Another 34 per cent of physicians said they have had to do this “often.” Forty-five per cent said “sometimes,” while 18 per cent answered “rarely.”
“Doctors face an uphill battle trying to provide timely patient care when they are routinely dealing with health systems that cannot communicate with each other and when patients are inundated with false health information that can lead to unintended harms,” Dr. Margot Burnell, CMA president, said in a statement from the CMA released on April 21. “We need modern, connected digital health systems and stronger federal action to promote trusted health information.”
This survey follows in the wake of the CMA’s 2026 Health and Media Tracking Survey, which found that Canadians who followed health advice from AI were five times more likely to experience harm than people who did not.
Another key issue arising from the survey is that Canadian doctors are stymied by a lack of connection in health systems. This prevents sharing patient records, test results and clinical noted, the physician-respondents told Abacus.
A report on the survey in the latest edition of Physician Pulse, stated that “an overwhelming 99 per cent of doctors are reporting concerns about disconnected health systems.”
Almost half of those doctors (48 per cent) reported seeing a patient who has faced serious adverse health consequences, such as the progression of a disease progression or a missed diagnoses because of this technological disconnect.
The Canadian Medical Association is sending front-line physicians to Parliament Hill this week to lobby for tools to address these concerns.

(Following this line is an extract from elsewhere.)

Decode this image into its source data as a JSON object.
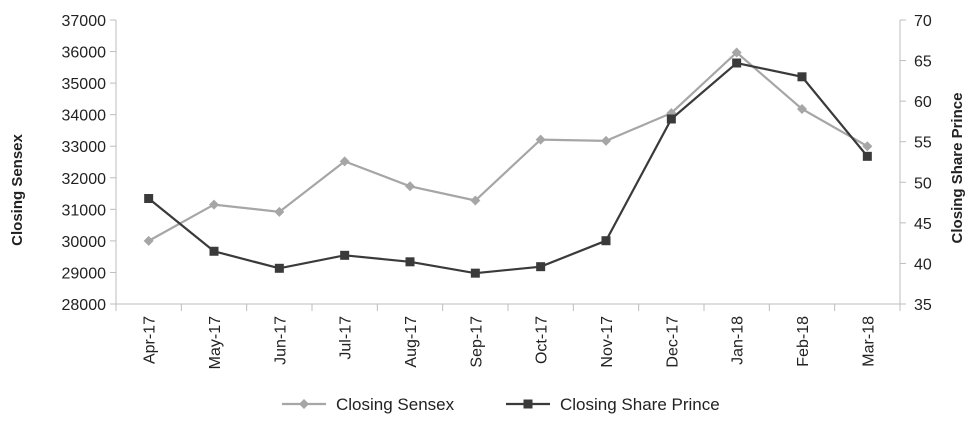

Representatives from its new Physician Advocacy Network as well as 11 provincial and territorial medical associations will be meet with parliamentarians and focus on some of their challenges, such as easing the administrative burden on doctors with improved secure patient-data sharing, countering false health information found online by their patients, strengthening access to team based primary care and making it easier for internationally trained physicians to practice in Canada.
The survey was completed by 645 practicing doctors between April 6-13, 2026.